Ouvi, como um chamado de atenção, sou eu mesma, as roupas do dia a dia têm de ser mais práticas e de protecção contra olhares maliciosos. Mais um abraço que provava a ligação existentes entre os dois, hoje era do dia da alegria.
Levantei os olhos e deparei-me com um anjo, avaliei só detalhes da maquilhagem, um toque leve de lápis nas sobrancelhas, sem base no rosto e um baton neutron que faziam sobressair os lábios. Perfeita, ouvi-me a dizer, estes lábios estão sensuais demais, não sei quanto tempo vou aguentar sem te beijar, gargalhadas, por outro lado algo me dizia para a deixar daquela forma na festa, o resto seria para depois. Havia um detalhe singelo mas de uso permanente que, naquela noite, se destacava em particular. O fio de ouro fechava o detalhe particularmente elegante naquela noite.
A perfeição estava diante de mim com aquele tom ocre da pele luzídio, uma crioula, sentenciava. Os lábios moderadamente carnudos. Ela sabia que a estava radiografando e ficando sem fôlego, hoje ela estava diferente, veio com todo o seu potencial expostos, como quem diz, ou hoje, ou hoje. A noite estava propícia para ser marcante, ficamos juntos a noite toda dançando. Dava gosto dançar, era leve, elegante e parecia conhecer todos os passos.
A surpresa foi anunciada pelo anfitrião numa altura em que a festa estava animada, mais ou menos desta forma, trouxe um estilo de música do Caribe e espero que gostem, vamos dançar até onde der. De um dos cantos surge uma voz, se é para dar passada é melhor deitar fora a chave. Estamos aqui para brincar e ter um bom convício como tem sido sempre nesta casa. Obrigado, acreditamos no teu bom gosto, afinal nunca nos decepcionaste.

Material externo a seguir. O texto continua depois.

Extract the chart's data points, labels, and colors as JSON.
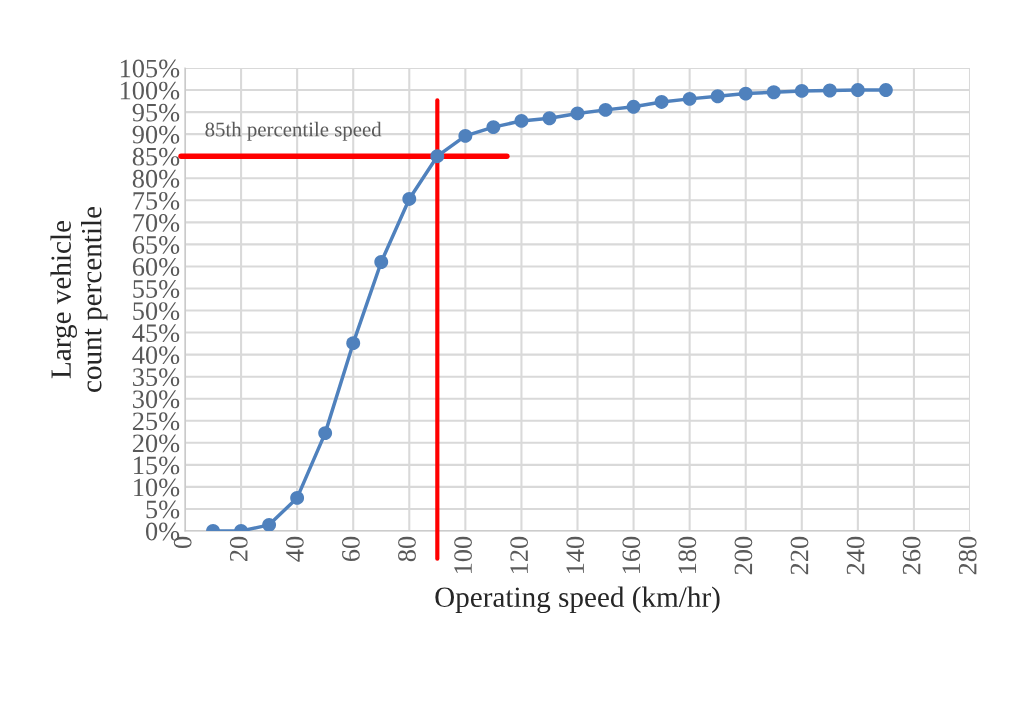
{
  "chart_data": {
    "type": "line",
    "xlabel": "Operating speed (km/hr)",
    "ylabel": "Large vehicle\ncount percentile",
    "x": [
      10,
      20,
      30,
      40,
      50,
      60,
      70,
      80,
      90,
      100,
      110,
      120,
      130,
      140,
      150,
      160,
      170,
      180,
      190,
      200,
      210,
      220,
      230,
      240,
      250
    ],
    "series": [
      {
        "color": "#4f81bd",
        "values": [
          0,
          0,
          1.4,
          7.5,
          22.2,
          42.6,
          61,
          75.3,
          85,
          89.6,
          91.6,
          93,
          93.6,
          94.7,
          95.5,
          96.2,
          97.3,
          98,
          98.6,
          99.2,
          99.5,
          99.8,
          99.9,
          100,
          100
        ]
      }
    ],
    "xlim": [
      0,
      280
    ],
    "xticks": [
      0,
      20,
      40,
      60,
      80,
      100,
      120,
      140,
      160,
      180,
      200,
      220,
      240,
      260,
      280
    ],
    "ylim": [
      0,
      105
    ],
    "yticks": [
      {
        "value": 0,
        "label": "0%"
      },
      {
        "value": 5,
        "label": "5%"
      },
      {
        "value": 10,
        "label": "10%"
      },
      {
        "value": 15,
        "label": "15%"
      },
      {
        "value": 20,
        "label": "20%"
      },
      {
        "value": 25,
        "label": "25%"
      },
      {
        "value": 30,
        "label": "30%"
      },
      {
        "value": 35,
        "label": "35%"
      },
      {
        "value": 40,
        "label": "40%"
      },
      {
        "value": 45,
        "label": "45%"
      },
      {
        "value": 50,
        "label": "50%"
      },
      {
        "value": 55,
        "label": "55%"
      },
      {
        "value": 60,
        "label": "60%"
      },
      {
        "value": 65,
        "label": "65%"
      },
      {
        "value": 70,
        "label": "70%"
      },
      {
        "value": 75,
        "label": "75%"
      },
      {
        "value": 80,
        "label": "80%"
      },
      {
        "value": 85,
        "label": "85%"
      },
      {
        "value": 90,
        "label": "90%"
      },
      {
        "value": 95,
        "label": "95%"
      },
      {
        "value": 100,
        "label": "100%"
      },
      {
        "value": 105,
        "label": "105%"
      }
    ],
    "ref_lines": [
      {
        "axis": "y",
        "value": 85,
        "label": "85th percentile speed",
        "color": "#ff0000"
      },
      {
        "axis": "x",
        "value": 90,
        "color": "#ff0000"
      }
    ],
    "grid": true,
    "marker": "circle",
    "line_style": "solid",
    "legend": false
  }
}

O som inicia há um “suspense”, preparem-se e vejam aquela companheira que se cruza bem na passada com cada um. Reinicia a música e o pequeno recinto do quintal fica cheio, muitos comentários de alegria pelos acordes que iam evoluindo. Aquela mistura de música caribenha e africana toma conta da noite.
A primeira música era um misto de rumba com merengue, os dançarinos tão depressa estavam juntos como como separados e assim foi passando a noite, bem animada.

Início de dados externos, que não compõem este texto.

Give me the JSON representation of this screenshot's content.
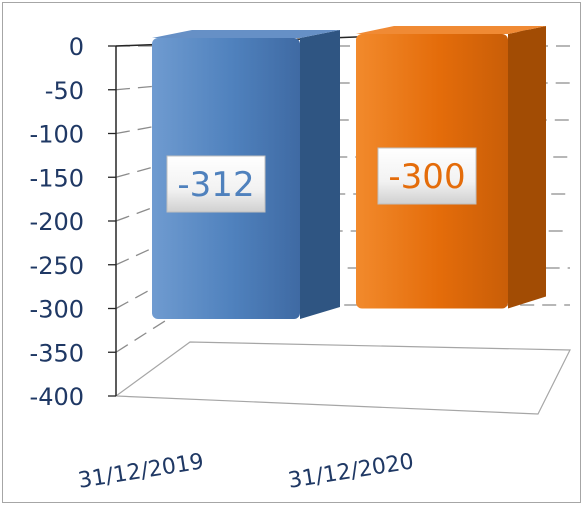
{
  "chart_data": {
    "type": "bar",
    "categories": [
      "31/12/2019",
      "31/12/2020"
    ],
    "values": [
      -312,
      -300
    ],
    "data_labels": [
      "-312",
      "-300"
    ],
    "yticks": [
      "0",
      "-50",
      "-100",
      "-150",
      "-200",
      "-250",
      "-300",
      "-350",
      "-400"
    ],
    "ylim": [
      -400,
      0
    ],
    "grid": true,
    "legend": "none",
    "bar_colors": [
      "#4f81bd",
      "#e46c0a"
    ],
    "label_colors": [
      "#4f81bd",
      "#e46c0a"
    ],
    "tick_color": "#1f3864"
  }
}
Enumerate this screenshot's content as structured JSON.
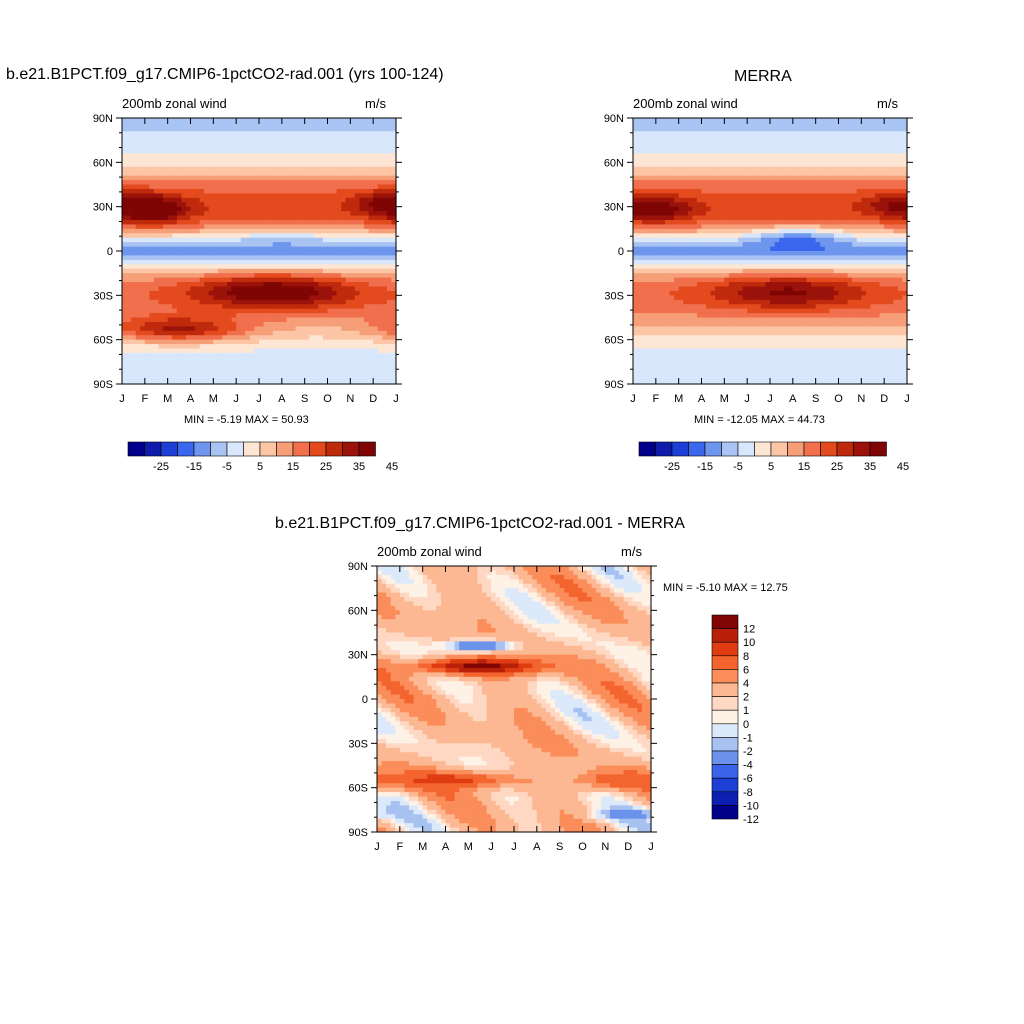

Uma noite diferente de dança, as músicas se repetiam e ninguém reivindicava, tal a identidade do som com cada um dos presentes. Muita dança, muita conversa, muitos elogios ao tipo de música, alguns a comparavam ao Kizomba, encontravam muitas semelhanças, outros que era uma miscelânia dos sons latinos.
De facto a música encantou. Os sons da noite foram múltiplos e os Kassav como se verificou alguns anos depois vieram a Angola para concerto. Para mim foi uma noite inesquecível com o meu par, não só pela música sobretudo pelo que estava em jogo, a companheira da noite. O ambiente de quintal também ajudou muito devido à proximidade das pessoas.

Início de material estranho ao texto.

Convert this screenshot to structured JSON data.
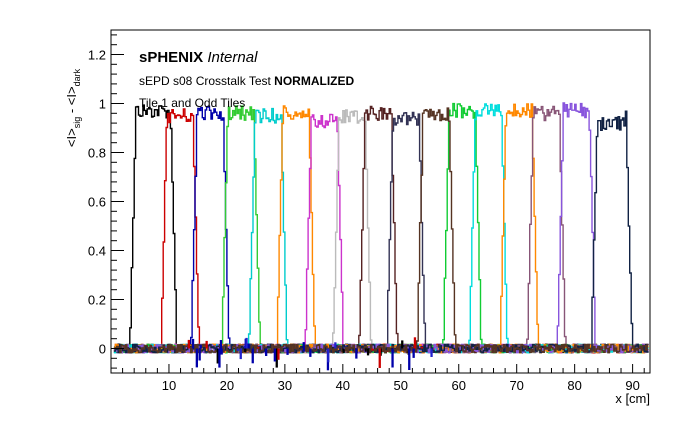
{
  "chart_data": {
    "type": "line",
    "title": "",
    "xlabel": "x [cm]",
    "ylabel": "<I>sig - <I>dark",
    "ylabel_parts": {
      "main1": "<I>",
      "sub1": "sig",
      "minus": " - ",
      "main2": "<I>",
      "sub2": "dark"
    },
    "xlim": [
      0,
      93
    ],
    "ylim": [
      -0.1,
      1.3
    ],
    "x_ticks": [
      10,
      20,
      30,
      40,
      50,
      60,
      70,
      80,
      90
    ],
    "y_ticks": [
      0,
      0.2,
      0.4,
      0.6,
      0.8,
      1,
      1.2
    ],
    "y_tick_labels": [
      "0",
      "0.2",
      "0.4",
      "0.6",
      "0.8",
      "1",
      "1.2"
    ],
    "grid": false,
    "legend": "none",
    "annotations": {
      "brand_bold": "sPHENIX",
      "brand_italic": "Internal",
      "line2_normal": "sEPD s08 Crosstalk Test",
      "line2_bold": "NORMALIZED",
      "line3": "Tile 1 and Odd Tiles"
    },
    "series": [
      {
        "color": "#000000",
        "center": 7.2,
        "width": 7.0,
        "peak": 1.0
      },
      {
        "color": "#cc0000",
        "center": 11.8,
        "width": 5.5,
        "peak": 0.98
      },
      {
        "color": "#0000aa",
        "center": 17.0,
        "width": 5.5,
        "peak": 0.99
      },
      {
        "color": "#33cc33",
        "center": 22.3,
        "width": 5.5,
        "peak": 0.99
      },
      {
        "color": "#00cccc",
        "center": 27.0,
        "width": 5.5,
        "peak": 0.98
      },
      {
        "color": "#ff8800",
        "center": 31.8,
        "width": 5.5,
        "peak": 0.99
      },
      {
        "color": "#cc33cc",
        "center": 36.7,
        "width": 5.5,
        "peak": 0.96
      },
      {
        "color": "#bbbbbb",
        "center": 41.5,
        "width": 5.5,
        "peak": 0.98
      },
      {
        "color": "#552222",
        "center": 46.0,
        "width": 5.5,
        "peak": 0.99
      },
      {
        "color": "#333355",
        "center": 50.8,
        "width": 5.5,
        "peak": 0.97
      },
      {
        "color": "#11cc33",
        "center": 60.5,
        "width": 5.5,
        "peak": 1.0
      },
      {
        "color": "#00dddd",
        "center": 65.0,
        "width": 5.5,
        "peak": 1.0
      },
      {
        "color": "#ff8800",
        "center": 70.3,
        "width": 5.5,
        "peak": 1.0
      },
      {
        "color": "#885577",
        "center": 75.0,
        "width": 5.5,
        "peak": 0.99
      },
      {
        "color": "#8855dd",
        "center": 80.2,
        "width": 5.5,
        "peak": 1.0
      },
      {
        "color": "#112244",
        "center": 86.3,
        "width": 6.0,
        "peak": 0.95
      },
      {
        "color": "#553322",
        "center": 56.0,
        "width": 5.5,
        "peak": 0.99
      }
    ]
  }
}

Particularmente, adorava os ambientes de quintal, havia melhor controlo dos indisciplinados porque éramos todos conhecidos e quando se chamasse atenção a um desavindo havia obediência, afinal ninguém queria mal a ninguém éramos todos amigos ou próximos. Estava em jogo o nome das famílias dos envolvidos tanto do lado repreendedor como do prevaricador. Amizade também era sinónimo de proteção. Ninguém era posto fora. Eram valores passados pelas famílias e o verdadeiro significado de amizade. Felizmente ainda havia uma parte da sociedade que conservava esses valores.